Hi Anon, the Dimensional Fund Advisor fund house believes in evidence based reasearch of Eugene Fama and Ken French and their 3-factor and later modified 5-factor model which determines what factors drives excess return in equities.
These are the size, value, and proftiability factors/dimensions. Which says that small cap companies tend to beat large cap companies, 'cheaper' companies beat 'expensive' companies based on a Price to Book Metric, and profitable companies beat less profitable ones.
So their funds or portfolios, tilt their exposures to companies that are smaller, value, and more profitable than what you will usually see in a pure market cap index approach that just has the biggest companies taking up huge portions of an index.
However, one reason to explain why these dimensions exist is purely from the simple high risk high return understanding of investing.
Smaller value companies are inherently more risky than bigger growth companies. And you taking on this additional risk would tend to be rewarded with higher return.
Over most 20-year rolling periods, we see these dimensions outperforming 70-80% of the time. But note, the last 10 or so years hasn't been too kind to these dimensions as the the size and value premium hasn't really showed up. They're still making money but not as much as large cap growth especially with the biggest companies like Amazon, Apple, Alphabet, and Microsoft dominating the stock market returns which usually will be the top 5 to 10 constituents of most broad based global or US equity index.
But if also believe in mean reversion which states that things will go back to 'normal' in the long term, the size and value premium is set to make a big comeback and make up for this lost time.
So that's pretty much about DFA.
Now how can you invest in DFA funds. Traditionally, DFA funds have only been a via adviser only access. And advisors that wish to distribute DFA have to to attend their in house training. So not every advisor can distribute them.
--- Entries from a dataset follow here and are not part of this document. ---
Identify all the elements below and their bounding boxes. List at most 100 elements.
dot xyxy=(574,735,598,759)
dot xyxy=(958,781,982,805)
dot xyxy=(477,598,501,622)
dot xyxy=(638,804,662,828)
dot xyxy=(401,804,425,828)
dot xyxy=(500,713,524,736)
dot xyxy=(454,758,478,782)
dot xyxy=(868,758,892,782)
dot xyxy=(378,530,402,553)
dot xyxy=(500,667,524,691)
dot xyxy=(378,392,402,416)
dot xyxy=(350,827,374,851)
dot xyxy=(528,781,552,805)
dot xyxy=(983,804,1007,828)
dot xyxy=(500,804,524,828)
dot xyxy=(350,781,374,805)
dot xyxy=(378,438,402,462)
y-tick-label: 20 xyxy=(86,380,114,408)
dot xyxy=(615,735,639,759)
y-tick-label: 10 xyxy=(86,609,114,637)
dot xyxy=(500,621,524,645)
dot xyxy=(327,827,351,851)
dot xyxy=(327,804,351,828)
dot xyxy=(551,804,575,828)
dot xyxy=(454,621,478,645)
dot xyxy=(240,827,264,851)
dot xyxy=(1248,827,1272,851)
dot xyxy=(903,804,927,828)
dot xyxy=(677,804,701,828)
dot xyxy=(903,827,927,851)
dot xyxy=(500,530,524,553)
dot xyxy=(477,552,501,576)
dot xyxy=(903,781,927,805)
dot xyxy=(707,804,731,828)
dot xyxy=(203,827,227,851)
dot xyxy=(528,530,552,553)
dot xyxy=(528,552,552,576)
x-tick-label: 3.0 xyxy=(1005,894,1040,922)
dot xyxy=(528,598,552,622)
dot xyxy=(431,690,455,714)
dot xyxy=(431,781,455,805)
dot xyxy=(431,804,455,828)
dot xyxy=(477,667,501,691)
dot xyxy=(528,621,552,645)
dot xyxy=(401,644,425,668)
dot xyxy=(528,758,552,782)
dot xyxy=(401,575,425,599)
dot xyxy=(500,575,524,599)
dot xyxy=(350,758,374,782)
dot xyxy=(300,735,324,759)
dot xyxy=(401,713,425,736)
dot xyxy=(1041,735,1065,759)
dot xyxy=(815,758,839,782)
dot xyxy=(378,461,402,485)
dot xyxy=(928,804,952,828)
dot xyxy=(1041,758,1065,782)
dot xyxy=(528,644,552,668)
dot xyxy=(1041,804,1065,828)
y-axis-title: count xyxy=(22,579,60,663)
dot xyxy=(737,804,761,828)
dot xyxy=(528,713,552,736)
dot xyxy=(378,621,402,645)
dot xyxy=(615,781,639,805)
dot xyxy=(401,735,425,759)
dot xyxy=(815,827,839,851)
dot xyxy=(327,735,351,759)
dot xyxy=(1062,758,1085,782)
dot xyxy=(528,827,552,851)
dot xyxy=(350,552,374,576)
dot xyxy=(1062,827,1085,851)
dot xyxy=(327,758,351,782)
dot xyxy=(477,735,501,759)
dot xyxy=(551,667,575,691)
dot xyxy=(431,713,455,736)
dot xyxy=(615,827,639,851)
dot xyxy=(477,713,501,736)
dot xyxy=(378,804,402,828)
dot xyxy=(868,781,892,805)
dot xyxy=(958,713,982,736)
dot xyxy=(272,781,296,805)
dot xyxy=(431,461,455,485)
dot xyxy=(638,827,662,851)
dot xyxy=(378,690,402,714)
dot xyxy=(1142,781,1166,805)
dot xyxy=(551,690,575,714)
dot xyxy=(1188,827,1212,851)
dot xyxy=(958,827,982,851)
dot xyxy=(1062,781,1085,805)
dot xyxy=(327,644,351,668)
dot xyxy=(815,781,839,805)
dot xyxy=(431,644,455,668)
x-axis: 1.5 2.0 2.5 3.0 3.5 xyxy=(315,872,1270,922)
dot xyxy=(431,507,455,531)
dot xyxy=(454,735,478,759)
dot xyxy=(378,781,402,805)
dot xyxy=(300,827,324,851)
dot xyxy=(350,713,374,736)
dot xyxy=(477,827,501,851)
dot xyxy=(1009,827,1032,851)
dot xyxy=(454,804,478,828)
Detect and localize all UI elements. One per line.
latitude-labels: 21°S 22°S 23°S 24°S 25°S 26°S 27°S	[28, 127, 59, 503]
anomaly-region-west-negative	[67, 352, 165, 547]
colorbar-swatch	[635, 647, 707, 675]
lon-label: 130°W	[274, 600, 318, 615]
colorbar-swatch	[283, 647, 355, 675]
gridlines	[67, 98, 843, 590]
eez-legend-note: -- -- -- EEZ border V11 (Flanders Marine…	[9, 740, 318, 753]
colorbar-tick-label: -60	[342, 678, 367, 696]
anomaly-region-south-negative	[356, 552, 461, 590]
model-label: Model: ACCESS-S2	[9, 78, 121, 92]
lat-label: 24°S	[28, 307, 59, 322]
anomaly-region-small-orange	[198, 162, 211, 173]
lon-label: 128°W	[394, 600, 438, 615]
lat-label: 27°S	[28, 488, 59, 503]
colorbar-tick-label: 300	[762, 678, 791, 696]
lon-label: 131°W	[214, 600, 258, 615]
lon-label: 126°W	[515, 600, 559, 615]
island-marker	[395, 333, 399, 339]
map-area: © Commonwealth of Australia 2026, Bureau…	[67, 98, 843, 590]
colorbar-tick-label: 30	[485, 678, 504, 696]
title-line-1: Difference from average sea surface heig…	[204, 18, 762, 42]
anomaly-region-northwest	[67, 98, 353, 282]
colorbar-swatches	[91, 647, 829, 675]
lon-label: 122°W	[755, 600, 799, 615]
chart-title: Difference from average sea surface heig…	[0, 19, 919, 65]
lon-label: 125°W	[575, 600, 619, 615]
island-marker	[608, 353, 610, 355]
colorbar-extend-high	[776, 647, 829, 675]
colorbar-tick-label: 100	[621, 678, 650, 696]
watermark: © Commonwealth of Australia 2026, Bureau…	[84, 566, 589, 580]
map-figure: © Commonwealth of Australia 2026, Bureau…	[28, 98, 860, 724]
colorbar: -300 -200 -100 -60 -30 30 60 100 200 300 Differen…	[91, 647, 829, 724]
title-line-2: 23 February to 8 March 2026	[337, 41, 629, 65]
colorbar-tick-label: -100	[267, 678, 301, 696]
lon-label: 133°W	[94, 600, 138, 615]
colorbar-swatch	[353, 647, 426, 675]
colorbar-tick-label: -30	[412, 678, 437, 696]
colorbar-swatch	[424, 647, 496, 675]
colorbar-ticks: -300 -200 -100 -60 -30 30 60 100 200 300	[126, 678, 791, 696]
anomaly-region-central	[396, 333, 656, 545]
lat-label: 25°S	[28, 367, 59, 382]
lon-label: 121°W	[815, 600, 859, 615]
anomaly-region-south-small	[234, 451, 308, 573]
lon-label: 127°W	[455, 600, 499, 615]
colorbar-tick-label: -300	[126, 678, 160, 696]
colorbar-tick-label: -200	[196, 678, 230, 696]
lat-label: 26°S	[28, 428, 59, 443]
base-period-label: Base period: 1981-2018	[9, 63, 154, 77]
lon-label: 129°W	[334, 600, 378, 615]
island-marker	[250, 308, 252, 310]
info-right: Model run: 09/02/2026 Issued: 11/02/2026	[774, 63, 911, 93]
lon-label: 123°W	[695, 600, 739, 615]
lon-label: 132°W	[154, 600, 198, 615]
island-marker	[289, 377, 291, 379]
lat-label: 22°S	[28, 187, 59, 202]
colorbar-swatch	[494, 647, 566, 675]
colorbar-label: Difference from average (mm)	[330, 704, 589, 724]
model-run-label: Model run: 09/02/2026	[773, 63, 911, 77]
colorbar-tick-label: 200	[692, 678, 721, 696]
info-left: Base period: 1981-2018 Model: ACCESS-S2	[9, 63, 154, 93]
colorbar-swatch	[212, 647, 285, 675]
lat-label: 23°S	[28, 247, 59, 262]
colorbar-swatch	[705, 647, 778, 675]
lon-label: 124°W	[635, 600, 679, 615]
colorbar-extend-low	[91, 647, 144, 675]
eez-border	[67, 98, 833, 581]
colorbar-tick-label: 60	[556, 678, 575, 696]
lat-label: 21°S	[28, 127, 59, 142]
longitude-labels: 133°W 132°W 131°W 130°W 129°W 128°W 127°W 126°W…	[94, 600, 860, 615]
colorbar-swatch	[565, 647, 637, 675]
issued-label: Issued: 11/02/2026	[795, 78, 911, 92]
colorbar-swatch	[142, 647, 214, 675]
In Singapore we have the two digital options in MoneyOwl and EndowUs. But human IFAs like myself are also DFA qualified distributors of DFA funds. MoneyOwl is a tad bit more expensive than EndowUs but it's really quite negligible. My fees are also negotiable and I have tiers and reduced rates for clients who are also holding an insurance portfolio with me as well.
So working with any 3 option is fine. The advantage with a human advisor is that you can customize your portfolio how you want and even choose certain funds offered by DFA but aren't listed in MoneyOwl and EndowUs' semi customized (based on risk profile) portfolios.